Available in a beautifully rendered new translation, Alejandro Zambra's brilliantly distilled first novel is a formally innovative, metafictional tale of love, art and memory.
Bonsai is the story of Julio and Emilia, two young Chilean students who, seeking truth in great literature, find each other instead. Like all young couples, they lie to each other, revise themselves, and try new identities on for size, observing and analyzing their love story as if it's one of the great novels they both pretend to have read. As they shadow each other throughout their young adulthoods, falling together and drifting apart, Zambra spins a formally innovative, metafictional tale that brilliantly explores the relationship among love, art, and memory.

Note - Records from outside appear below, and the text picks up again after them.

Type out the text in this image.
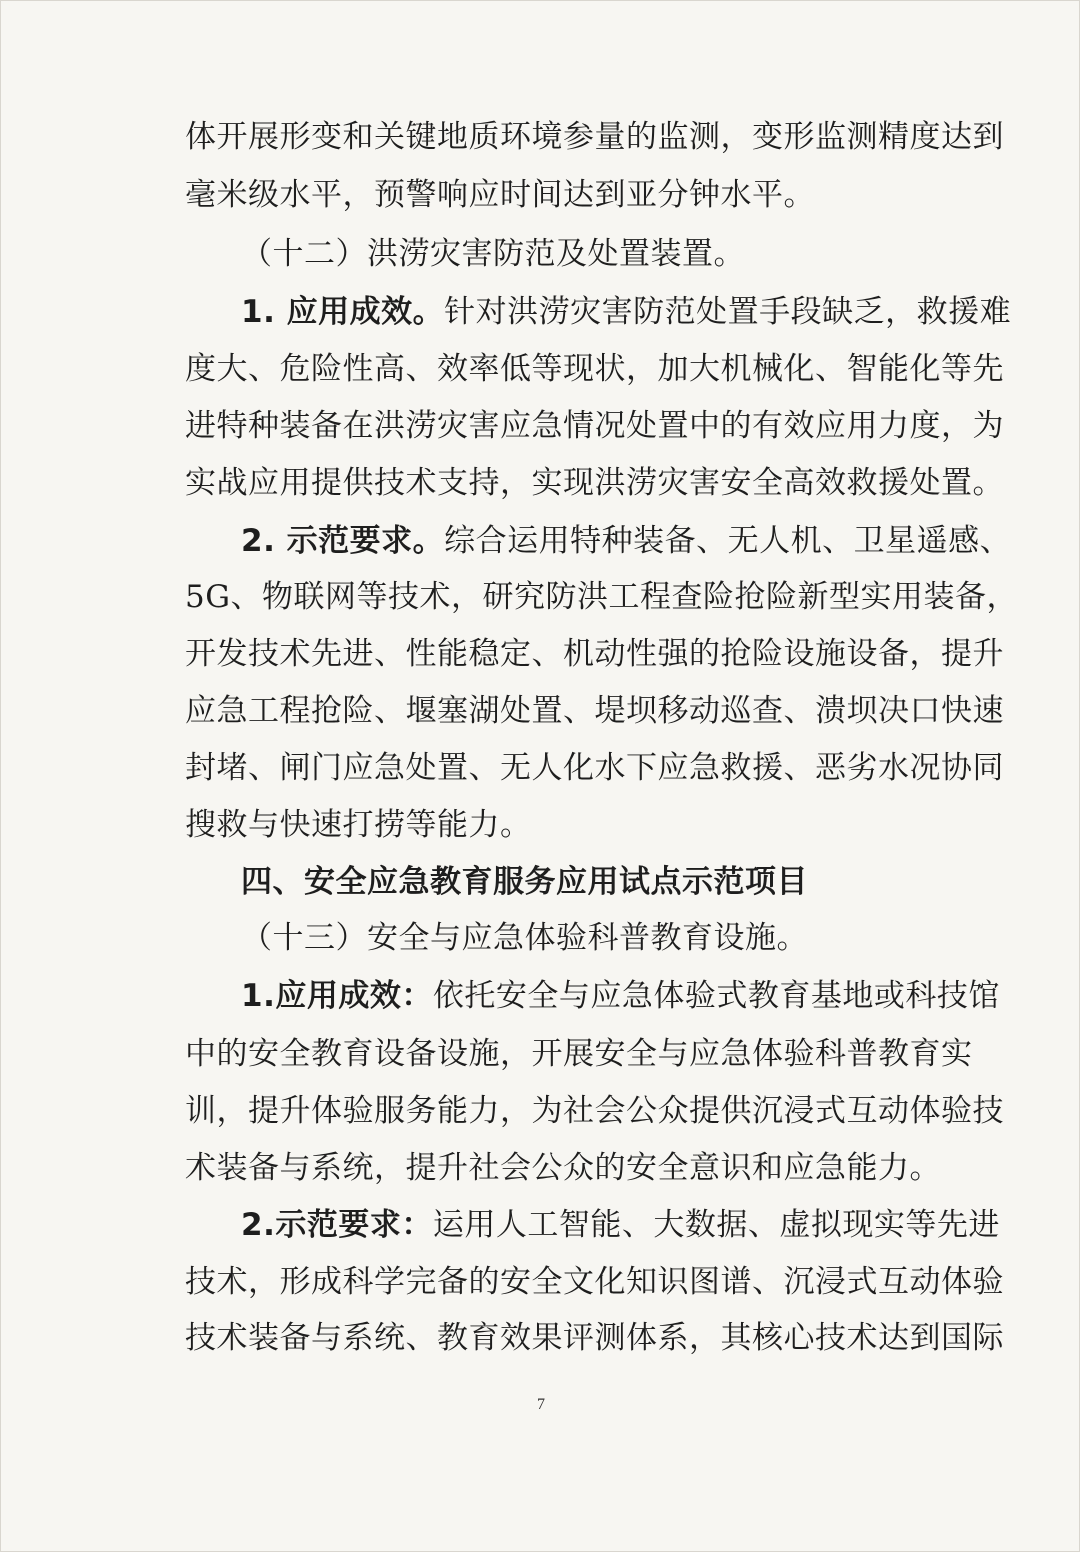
体开展形变和关键地质环境参量的监测，变形监测精度达到
毫米级水平，预警响应时间达到亚分钟水平。
（十二）洪涝灾害防范及处置装置。
1. 应用成效。针对洪涝灾害防范处置手段缺乏，救援难
度大、危险性高、效率低等现状，加大机械化、智能化等先
进特种装备在洪涝灾害应急情况处置中的有效应用力度，为
实战应用提供技术支持，实现洪涝灾害安全高效救援处置。
2. 示范要求。综合运用特种装备、无人机、卫星遥感、
5G、物联网等技术，研究防洪工程查险抢险新型实用装备，
开发技术先进、性能稳定、机动性强的抢险设施设备，提升
应急工程抢险、堰塞湖处置、堤坝移动巡查、溃坝决口快速
封堵、闸门应急处置、无人化水下应急救援、恶劣水况协同
搜救与快速打捞等能力。
四、安全应急教育服务应用试点示范项目
（十三）安全与应急体验科普教育设施。
1.应用成效：依托安全与应急体验式教育基地或科技馆
中的安全教育设备设施，开展安全与应急体验科普教育实
训，提升体验服务能力，为社会公众提供沉浸式互动体验技
术装备与系统，提升社会公众的安全意识和应急能力。
2.示范要求：运用人工智能、大数据、虚拟现实等先进
技术，形成科学完备的安全文化知识图谱、沉浸式互动体验
技术装备与系统、教育效果评测体系，其核心技术达到国际
7
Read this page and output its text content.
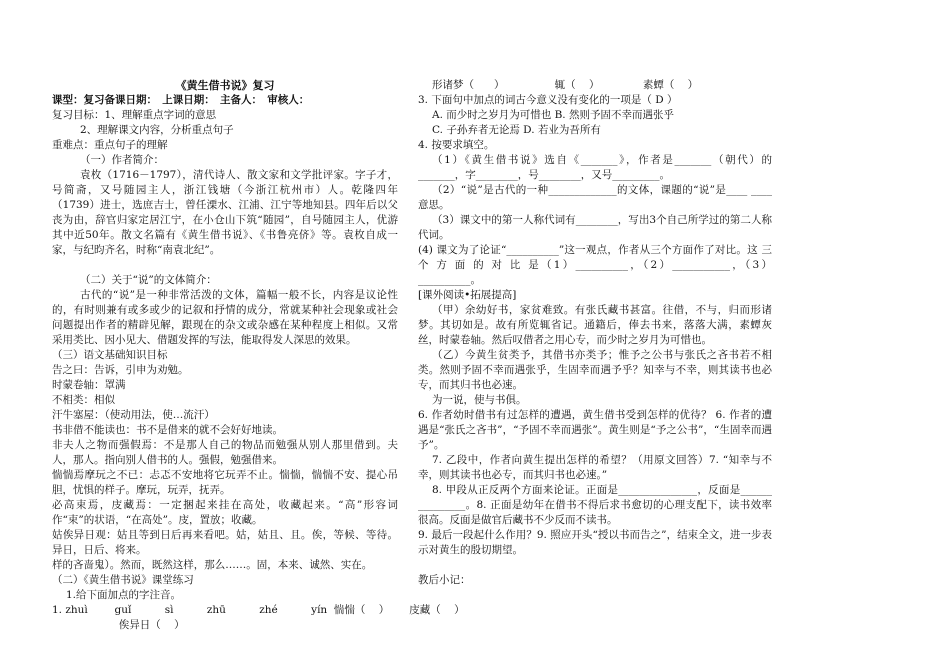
《黄生借书说》复习

课型：复习备课日期：　上课日期：　主备人：　审核人：

复习目标：1、理解重点字词的意思

2、理解课文内容，分析重点句子

重难点：重点句子的理解

（一）作者简介：

袁枚（1716－1797），清代诗人、散文家和文学批评家。字子才，号简斋，又号随园主人，浙江钱塘（今浙江杭州市）人。乾隆四年（1739）进士，选庶吉士，曾任溧水、江浦、江宁等地知县。四年后以父丧为由，辞官归家定居江宁，在小仓山下筑“随园”，自号随园主人，优游其中近50年。散文名篇有《黄生借书说》、《书鲁亮侪》等。袁枚自成一家，与纪昀齐名，时称“南袁北纪”。

（二）关于“说”的文体简介：

古代的“说”是一种非常活泼的文体，篇幅一般不长，内容是议论性的，有时则兼有或多或少的记叙和抒情的成分，常就某种社会现象或社会问题提出作者的精辟见解，跟现在的杂文或杂感在某种程度上相似。又常采用类比、因小见大、借题发挥的写法，能取得发人深思的效果。

（三）语文基础知识目标

告之曰：告诉，引申为劝勉。

时蒙卷轴：罩满

不相类：相似

汗牛塞屋：（使动用法，使…流汗）

书非借不能读也：书不是借来的就不会好好地读。

非夫人之物而强假焉：不是那人自己的物品而勉强从别人那里借到。夫人，那人。指向别人借书的人。强假，勉强借来。

惴惴焉摩玩之不已：忐忑不安地将它玩弄不止。惴惴，惴惴不安、提心吊胆，忧惧的样子。摩玩，玩弄，抚弄。

必高束焉，庋藏焉：一定捆起来挂在高处，收藏起来。“高”形容词作“束”的状语，“在高处”。庋，置放；收藏。

姑俟异日观：姑且等到日后再来看吧。姑，姑且、且。俟，等候、等待。异日，日后、将来。

样的吝啬鬼）。然而，既然这样，那么……。固，本来、诚然、实在。

（二）《黄生借书说》课堂练习

1.给下面加点的字注音。

1. zhuì        guǐ          sì          zhū          zhé          yín  惴惴（    ）      庋藏（    ）

俟异日（    ）

形诸梦（      ）               辄（    ）             素蟫（    ）

3. 下面句中加点的词古今意义没有变化的一项是（ D ）

A. 而少时之岁月为可惜也 B. 然则予固不幸而遇张乎

C. 子孙弃者无论焉 D. 若业为吾所有

4. 按要求填空。

（1）《黄生借书说》选自《_______》，作者是_______（朝代）的_______，字________，号________，又号_________。

（2）“说”是古代的一种_____________的文体，课题的“说”是____ ____意思。

（3）课文中的第一人称代词有________，写出3个自己所学过的第二人称代词。

(4) 课文为了论证“__________”这一观点，作者从三个方面作了对比。这 三 个 方 面 的 对 比 是（1）__________，（2）___________，（3）__________。

[课外阅读•拓展提高]

（甲）余幼好书，家贫难致。有张氏藏书甚富。往借，不与，归而形诸梦。其切如是。故有所览辄省记。通籍后，俸去书来，落落大满，素蟫灰丝，时蒙卷轴。然后叹借者之用心专，而少时之岁月为可惜也。

（乙）今黄生贫类予，其借书亦类予；惟予之公书与张氏之吝书若不相类。然则予固不幸而遇张乎，生固幸而遇予乎？知幸与不幸，则其读书也必专，而其归书也必速。

为一说，使与书俱。

6. 作者幼时借书有过怎样的遭遇，黄生借书受到怎样的优待？ 6. 作者的遭遇是“张氏之吝书”，“予固不幸而遇张”。黄生则是“予之公书”，“生固幸而遇予”。

7. 乙段中，作者向黄生提出怎样的希望？（用原文回答）7. “知幸与不幸，则其读书也必专，而其归书也必速。”

8. 甲段从正反两个方面来论证。正面是_______________，反面是______ _________。8. 正面是幼年在借书不得后求书愈切的心理支配下，读书效率很高。反面是做官后藏书不少反而不读书。

9. 最后一段起什么作用？9. 照应开头“授以书而告之”，结束全文，进一步表示对黄生的殷切期望。

教后小记：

Alejandro Zambra was born in Santiago, Chile, in 1975. He is the author of Chilean Poet, Multiple Choice, Not to Read, My Documents, Ways of Going Home, The Private Lives of Trees and Bonsai. In Chile, among other honours, he has won the National Book Council Award for best novel three times. In English, he has won the English PEN Award and the PEN/O. Henry Prize and was a finalist for the Frank O’Connor International Short Story Award. He has also won the Prince Claus Award (Holland) and received a Cullman Center Fellowship from the New York Public Library. His books have been translated into twenty languages, and his stories have been published in the New Yorker, New York Times Magazine, the Paris Review, Granta, McSweeney’s and Harper’s, among other publications. He has taught creative writing and Hispanic literature for fifteen years and currently lives in Mexico City.
Megan McDowell is an award-winning Spanish-language translator. She has translated books by Alejandro Zambra, Samanta Schweblin, Mariana Enríquez and Lina Meruane, among others, and her short story translations have appeared in the New Yorker, The Paris Review, Harper’s and The White Review. She lives in Santiago, Chile.